Why Does Beer Give Me A Headache But Not Other Alcohol?
Darker, amber-colored liquors contain more congeners than light-colored liquors, such as vodka and gin. Since brands vary in the amounts and types of these ingredients, some drinks are more likely than others to produce the headache. For people prone to migraines, even the smallest amount of alcohol can be enough to ruin a fun night out.
However, this factor is frequently reported at about 10%, which is a percentage more plausible. No significant differences appeared between the migraines with or without aura and between migraine and tension headache. Some studies on the alcohol habits in migraine patients show a low percentage of drinkers in migraine patients. why does alcohol cause headaches This was supposed to be due to previous experiences of alcohol as headache trigger, but one study does not agree . Certainly, if a less alcohol preference in migraine patients will be confirmed in large controlled studies, it merits a correlation with 5-HT system, which is involved in migraine pathogenesis in some way.
Symptoms and Causes
This may partially explain why you wake up with a pounding headache after a night of drinking and dancing. Towards the end of my drinking days, I could barely tolerate beer, which I used to love. After one pint, my nose would get congested, and I’d get a throbbing headache.

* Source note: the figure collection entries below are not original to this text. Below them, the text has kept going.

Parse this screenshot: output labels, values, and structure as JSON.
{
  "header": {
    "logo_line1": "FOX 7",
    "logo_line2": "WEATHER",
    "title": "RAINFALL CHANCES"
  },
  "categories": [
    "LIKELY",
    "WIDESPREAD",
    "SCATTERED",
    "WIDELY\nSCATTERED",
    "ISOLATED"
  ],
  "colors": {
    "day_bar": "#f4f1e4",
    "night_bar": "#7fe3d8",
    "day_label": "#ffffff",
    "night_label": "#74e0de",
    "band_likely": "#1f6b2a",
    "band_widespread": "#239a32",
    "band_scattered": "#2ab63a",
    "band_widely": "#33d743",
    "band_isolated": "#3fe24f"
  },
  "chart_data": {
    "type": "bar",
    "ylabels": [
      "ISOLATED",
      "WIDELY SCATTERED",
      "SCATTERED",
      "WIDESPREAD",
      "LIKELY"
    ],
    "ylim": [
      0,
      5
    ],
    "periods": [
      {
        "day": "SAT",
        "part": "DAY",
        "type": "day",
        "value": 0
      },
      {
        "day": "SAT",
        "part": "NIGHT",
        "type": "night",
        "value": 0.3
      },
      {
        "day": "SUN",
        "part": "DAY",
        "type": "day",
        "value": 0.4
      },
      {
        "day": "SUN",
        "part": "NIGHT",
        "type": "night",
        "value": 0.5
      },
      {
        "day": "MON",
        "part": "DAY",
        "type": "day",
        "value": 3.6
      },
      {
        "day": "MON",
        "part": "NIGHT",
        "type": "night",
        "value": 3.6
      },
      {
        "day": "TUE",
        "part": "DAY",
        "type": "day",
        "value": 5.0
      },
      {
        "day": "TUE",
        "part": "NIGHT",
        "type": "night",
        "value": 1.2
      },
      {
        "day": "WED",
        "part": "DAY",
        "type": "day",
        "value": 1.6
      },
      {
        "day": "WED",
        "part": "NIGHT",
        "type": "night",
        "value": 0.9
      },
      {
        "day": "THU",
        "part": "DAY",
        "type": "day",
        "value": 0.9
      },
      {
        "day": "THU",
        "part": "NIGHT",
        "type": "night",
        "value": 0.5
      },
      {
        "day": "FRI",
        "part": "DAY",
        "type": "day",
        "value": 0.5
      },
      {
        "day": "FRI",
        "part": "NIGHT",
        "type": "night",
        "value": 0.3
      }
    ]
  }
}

Of the 58 nonconsumer patients, 16 were abstainers but the others have consumed some type of alcoholic drinks during their life without the development of headache. In this study, six subjects of the consumer group identified white wine as a trigger, while two subjects reported red wine and two both the types of wine in the nonconsumer group (Table 3). Various retrospective studies show that a high percentage (about one-third) of migraine patients refer alcohol as a trigger factor.